5. Missions (the headline) — “real work done, with brakes”

Section titled “5. Missions (the headline) — “real work done, with brakes””
  • Say: “Build a one-page website for my gym A/B plan — design the actual program first, then build the site from it.”
  • Pass: the dispatcher forges a trainer soul + a frontend soul; a soul consults an expert or files a subtask and yields, and the parent re-runs with the result (running → blocked → … → done). The site is presented once (screenshot + summary); internal steps are not pushed. Check uv run gaia task list (the tree) and ~/.gaia/agents/<soul>/workspace/ (the files). Events: task_blocked_on_children, consult_soul.

6. Approval gate — “it pauses for me on risky actions”

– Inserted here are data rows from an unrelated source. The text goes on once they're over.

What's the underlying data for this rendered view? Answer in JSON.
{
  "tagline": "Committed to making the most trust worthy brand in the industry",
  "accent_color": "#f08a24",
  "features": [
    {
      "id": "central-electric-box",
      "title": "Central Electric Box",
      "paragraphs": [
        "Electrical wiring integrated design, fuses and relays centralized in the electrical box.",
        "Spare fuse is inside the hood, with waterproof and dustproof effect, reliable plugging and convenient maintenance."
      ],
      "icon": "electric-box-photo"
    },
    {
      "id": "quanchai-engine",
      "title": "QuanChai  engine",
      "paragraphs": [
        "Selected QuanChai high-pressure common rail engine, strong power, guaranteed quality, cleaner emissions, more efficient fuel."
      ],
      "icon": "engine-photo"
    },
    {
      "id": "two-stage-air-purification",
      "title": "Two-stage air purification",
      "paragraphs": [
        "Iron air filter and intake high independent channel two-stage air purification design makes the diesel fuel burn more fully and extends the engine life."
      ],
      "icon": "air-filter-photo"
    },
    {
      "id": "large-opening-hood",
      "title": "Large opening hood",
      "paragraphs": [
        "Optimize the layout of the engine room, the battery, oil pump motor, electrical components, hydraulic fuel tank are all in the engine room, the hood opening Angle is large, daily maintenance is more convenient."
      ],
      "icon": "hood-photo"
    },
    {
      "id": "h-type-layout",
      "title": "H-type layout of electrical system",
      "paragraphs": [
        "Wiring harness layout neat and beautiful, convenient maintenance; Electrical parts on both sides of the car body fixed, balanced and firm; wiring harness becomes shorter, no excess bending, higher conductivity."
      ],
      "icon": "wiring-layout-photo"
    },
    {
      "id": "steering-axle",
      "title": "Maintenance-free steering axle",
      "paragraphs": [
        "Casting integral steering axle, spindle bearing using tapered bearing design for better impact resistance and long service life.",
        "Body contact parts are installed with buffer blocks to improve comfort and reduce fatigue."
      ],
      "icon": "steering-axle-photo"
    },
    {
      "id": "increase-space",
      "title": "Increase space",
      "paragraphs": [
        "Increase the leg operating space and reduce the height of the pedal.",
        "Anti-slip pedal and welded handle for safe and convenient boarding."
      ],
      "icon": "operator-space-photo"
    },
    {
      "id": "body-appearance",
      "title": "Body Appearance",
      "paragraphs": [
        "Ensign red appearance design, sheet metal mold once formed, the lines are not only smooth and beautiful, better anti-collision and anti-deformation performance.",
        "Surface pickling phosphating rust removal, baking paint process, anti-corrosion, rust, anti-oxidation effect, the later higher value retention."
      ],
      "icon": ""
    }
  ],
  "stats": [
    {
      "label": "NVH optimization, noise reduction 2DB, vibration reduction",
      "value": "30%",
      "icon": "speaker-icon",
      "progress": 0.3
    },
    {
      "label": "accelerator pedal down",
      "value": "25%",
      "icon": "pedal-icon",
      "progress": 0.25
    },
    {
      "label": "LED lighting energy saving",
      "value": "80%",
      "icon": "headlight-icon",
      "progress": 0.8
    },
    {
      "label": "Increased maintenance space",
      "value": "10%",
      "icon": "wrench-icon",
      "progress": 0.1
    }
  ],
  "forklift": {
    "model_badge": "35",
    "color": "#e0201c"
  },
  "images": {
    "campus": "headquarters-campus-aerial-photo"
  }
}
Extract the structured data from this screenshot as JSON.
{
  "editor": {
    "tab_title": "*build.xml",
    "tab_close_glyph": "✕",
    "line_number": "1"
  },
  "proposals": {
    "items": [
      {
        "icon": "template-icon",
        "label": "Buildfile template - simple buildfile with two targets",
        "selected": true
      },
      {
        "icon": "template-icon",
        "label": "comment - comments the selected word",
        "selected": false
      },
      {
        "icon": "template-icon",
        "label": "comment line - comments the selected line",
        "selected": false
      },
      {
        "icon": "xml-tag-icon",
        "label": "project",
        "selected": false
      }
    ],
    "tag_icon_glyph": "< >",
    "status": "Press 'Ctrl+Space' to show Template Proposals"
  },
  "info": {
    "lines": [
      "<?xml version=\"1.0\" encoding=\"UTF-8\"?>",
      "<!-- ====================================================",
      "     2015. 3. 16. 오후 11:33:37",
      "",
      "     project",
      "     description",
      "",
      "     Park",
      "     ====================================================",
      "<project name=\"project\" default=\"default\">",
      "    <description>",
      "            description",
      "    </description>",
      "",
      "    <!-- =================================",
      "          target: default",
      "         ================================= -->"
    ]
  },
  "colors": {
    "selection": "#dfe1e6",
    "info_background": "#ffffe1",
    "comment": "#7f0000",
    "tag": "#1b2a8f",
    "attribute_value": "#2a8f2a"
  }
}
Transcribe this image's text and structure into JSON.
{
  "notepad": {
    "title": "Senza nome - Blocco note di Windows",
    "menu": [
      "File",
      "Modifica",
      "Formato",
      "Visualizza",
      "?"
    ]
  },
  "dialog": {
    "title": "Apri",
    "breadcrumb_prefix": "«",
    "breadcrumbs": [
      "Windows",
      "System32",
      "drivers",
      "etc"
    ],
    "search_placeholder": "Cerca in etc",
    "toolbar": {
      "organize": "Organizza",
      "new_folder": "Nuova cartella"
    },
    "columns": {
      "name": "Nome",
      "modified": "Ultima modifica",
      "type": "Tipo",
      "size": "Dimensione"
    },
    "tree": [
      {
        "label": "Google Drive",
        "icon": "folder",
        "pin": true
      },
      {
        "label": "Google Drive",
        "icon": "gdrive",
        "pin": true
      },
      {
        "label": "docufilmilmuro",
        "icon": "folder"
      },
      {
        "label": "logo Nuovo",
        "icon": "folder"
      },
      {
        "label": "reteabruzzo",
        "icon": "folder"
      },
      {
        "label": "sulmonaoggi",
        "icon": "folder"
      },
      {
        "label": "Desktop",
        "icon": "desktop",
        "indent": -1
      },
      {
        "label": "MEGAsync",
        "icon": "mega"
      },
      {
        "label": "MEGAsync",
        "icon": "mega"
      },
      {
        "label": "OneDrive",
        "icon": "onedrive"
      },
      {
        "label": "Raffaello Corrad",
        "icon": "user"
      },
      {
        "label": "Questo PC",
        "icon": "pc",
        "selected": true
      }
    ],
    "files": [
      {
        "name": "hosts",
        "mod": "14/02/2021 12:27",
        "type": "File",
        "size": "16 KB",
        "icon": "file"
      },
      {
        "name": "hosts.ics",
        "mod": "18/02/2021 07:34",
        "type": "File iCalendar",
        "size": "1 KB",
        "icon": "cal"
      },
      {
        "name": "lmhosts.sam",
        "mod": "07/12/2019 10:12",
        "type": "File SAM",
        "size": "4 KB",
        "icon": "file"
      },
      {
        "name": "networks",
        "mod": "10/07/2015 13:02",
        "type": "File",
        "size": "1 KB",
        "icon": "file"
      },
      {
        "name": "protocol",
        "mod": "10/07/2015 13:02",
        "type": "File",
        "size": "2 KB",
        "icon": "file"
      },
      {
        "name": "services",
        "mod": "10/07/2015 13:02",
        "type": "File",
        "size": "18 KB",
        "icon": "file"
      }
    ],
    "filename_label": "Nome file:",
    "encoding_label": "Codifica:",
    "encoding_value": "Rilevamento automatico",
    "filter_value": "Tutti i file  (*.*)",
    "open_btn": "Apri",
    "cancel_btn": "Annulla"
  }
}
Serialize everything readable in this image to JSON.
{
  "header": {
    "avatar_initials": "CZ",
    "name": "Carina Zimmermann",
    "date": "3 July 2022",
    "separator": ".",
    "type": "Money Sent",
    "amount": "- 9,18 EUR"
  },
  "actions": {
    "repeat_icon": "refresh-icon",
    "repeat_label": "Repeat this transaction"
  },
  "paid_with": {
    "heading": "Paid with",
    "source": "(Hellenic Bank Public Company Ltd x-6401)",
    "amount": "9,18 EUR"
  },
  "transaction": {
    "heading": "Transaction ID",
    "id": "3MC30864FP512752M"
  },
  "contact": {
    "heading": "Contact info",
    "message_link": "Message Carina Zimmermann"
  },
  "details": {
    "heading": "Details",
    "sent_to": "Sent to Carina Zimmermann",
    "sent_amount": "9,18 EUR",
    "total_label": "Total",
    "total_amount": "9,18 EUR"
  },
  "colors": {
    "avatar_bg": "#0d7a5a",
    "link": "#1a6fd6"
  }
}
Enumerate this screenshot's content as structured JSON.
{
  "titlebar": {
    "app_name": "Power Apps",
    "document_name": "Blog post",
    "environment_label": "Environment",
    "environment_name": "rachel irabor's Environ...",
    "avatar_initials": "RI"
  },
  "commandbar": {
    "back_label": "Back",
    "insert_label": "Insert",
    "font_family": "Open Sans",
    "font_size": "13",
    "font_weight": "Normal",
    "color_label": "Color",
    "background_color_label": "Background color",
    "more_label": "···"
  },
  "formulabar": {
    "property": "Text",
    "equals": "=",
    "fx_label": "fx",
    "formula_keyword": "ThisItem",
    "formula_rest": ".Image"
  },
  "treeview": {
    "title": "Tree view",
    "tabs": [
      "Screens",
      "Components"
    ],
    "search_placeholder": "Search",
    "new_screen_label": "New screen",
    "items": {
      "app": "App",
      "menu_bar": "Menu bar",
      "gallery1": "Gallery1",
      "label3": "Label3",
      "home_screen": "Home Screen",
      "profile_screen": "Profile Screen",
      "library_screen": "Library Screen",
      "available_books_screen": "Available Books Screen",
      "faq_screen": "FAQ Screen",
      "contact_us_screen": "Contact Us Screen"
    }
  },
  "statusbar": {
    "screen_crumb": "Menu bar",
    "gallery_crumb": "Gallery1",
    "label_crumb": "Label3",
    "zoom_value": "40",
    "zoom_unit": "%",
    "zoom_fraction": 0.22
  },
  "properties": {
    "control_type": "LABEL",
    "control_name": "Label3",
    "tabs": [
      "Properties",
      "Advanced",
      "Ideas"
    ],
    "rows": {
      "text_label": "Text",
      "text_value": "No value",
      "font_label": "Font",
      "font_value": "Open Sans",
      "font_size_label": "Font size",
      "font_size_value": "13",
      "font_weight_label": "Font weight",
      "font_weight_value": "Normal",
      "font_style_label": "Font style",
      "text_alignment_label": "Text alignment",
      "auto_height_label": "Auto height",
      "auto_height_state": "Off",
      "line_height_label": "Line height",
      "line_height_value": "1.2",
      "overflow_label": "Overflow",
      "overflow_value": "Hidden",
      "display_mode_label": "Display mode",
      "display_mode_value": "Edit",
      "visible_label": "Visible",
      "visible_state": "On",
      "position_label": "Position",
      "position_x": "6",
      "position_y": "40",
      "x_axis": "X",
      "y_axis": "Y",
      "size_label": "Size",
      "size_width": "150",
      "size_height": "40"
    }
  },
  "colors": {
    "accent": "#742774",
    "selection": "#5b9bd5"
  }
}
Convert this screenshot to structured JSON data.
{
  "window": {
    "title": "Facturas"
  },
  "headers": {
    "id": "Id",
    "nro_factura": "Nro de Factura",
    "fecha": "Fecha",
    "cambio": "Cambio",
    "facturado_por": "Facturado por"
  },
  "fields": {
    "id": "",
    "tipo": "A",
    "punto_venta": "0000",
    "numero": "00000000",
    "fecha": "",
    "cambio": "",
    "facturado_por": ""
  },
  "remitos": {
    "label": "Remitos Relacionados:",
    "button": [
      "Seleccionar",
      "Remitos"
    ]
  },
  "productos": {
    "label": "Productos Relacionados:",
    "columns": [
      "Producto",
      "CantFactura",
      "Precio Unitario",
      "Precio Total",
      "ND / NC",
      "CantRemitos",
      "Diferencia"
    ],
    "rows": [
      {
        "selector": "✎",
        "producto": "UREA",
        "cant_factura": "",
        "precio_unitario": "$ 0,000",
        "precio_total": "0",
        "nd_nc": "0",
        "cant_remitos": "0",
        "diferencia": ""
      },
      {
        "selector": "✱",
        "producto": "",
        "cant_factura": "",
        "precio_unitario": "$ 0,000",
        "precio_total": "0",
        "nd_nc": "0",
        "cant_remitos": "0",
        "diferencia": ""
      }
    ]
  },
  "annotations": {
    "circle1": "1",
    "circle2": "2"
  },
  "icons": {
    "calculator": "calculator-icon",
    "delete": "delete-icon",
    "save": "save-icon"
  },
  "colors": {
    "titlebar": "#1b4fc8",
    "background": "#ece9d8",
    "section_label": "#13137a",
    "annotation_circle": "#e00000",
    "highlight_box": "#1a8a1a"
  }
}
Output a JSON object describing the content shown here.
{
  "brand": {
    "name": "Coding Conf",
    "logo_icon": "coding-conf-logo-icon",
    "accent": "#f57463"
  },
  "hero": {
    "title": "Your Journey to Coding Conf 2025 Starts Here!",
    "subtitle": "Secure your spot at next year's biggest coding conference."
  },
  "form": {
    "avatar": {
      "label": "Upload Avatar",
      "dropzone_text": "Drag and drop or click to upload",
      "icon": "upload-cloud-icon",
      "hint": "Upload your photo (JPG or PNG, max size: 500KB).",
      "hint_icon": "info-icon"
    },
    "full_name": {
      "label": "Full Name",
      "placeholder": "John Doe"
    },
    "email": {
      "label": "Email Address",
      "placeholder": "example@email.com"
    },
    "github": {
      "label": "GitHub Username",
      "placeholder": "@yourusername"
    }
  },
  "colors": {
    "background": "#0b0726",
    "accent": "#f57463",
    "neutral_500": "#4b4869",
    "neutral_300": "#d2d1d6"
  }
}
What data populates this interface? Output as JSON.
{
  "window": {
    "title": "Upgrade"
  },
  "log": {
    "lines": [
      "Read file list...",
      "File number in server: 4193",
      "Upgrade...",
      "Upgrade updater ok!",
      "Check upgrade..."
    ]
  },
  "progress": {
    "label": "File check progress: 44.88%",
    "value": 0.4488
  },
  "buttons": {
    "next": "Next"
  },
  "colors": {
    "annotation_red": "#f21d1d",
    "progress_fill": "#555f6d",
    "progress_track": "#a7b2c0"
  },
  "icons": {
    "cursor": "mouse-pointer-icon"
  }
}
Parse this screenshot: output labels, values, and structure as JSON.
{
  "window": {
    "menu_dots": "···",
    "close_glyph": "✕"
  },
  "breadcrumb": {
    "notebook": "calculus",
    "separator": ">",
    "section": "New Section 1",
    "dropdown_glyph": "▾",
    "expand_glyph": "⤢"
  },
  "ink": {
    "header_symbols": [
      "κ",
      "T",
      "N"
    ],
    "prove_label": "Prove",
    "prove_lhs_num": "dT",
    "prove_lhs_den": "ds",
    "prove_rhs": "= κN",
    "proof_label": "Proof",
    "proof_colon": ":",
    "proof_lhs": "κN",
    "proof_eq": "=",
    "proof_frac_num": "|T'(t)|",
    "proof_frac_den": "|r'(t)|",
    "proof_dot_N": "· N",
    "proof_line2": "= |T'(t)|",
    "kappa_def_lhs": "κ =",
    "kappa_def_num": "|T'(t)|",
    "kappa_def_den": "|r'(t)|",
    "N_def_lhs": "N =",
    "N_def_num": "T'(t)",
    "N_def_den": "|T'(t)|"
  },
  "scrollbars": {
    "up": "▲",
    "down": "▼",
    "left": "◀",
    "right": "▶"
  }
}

Section titled “6. Approval gate — “it pauses for me on risky actions””
  • Say: “Research a TLV→NYC flight next Tuesday and book the cheapest one.”
  • Pass: research runs; the booking task parks and pushes “⏸ … needs approval (spend) … /task approve <id>. Reply /task approve <id> → it proceeds; /task reject <id> → it fails and you get a notice.
  • Restart proof: while it’s parked, uv run gaia restart, then /task — still awaiting_approval; approve → it runs. (The board survives reboots.)

7. (optional) Runaway cap — set missions.max_tasks: 4 first

Section titled “7. (optional) Runaway cap — set missions.max_tasks: 4 first”
  • Say: “Plan and execute a full product launch: landing page, blog, email sequence, social posts, press release.”
  • Pass: the mission pauses after the cap: “⏸ Mission … paused — task cap reached …”.
  • 1 — memory recall across /reset
  • 2 — voice-in → voice-out round trip
  • 3 — proactive scheduled push (no message from you)
  • 4 — screenshot/media delivered from a live page
  • 5 — multi-soul mission: forge + consult/subtask + re-run + single deliverable push
  • 6 — approval park → approve/reject → runs; survives a restart
  • no crashes in ~/.gaia/logs/errors.log; no stuck running tasks after a restart

One grep to confirm each pillar’s event fired:

grep -E "memory_updated|media_out|task_awaiting_approval|task_blocked_on_children|consult_soul|mission_paused" \
~/.gaia/logs/events.jsonl

Green = all six ticked, errors.log clean, restart leaves no stuck running tasks → MVP-ready. A failing scenario is a concrete bug to file (label it by pillar), not a vague “not ready”.

  • WhatsApp Business (Cloud API) inbound webhook isn’t wired (#3) — use WhatsApp Web.
  • No /schedules chat command yet — manage schedules with the cron tool in chat or gaia cron … on the CLI.
  • Mission planner / re-plan-on-stall is P4 (#130): Gaia decomposes via task_plan, but doesn’t yet auto-re-plan a stalled mission.
  • A2A external agents is P5 (#131); token/cost budget (#133) and session-resume (#132) are follow-ups — long missions are bounded by max_tasks/max_hours, not tokens.
  • Souls run on the configured model, so a deep mission spends real tokens — keep the caps modest for demos.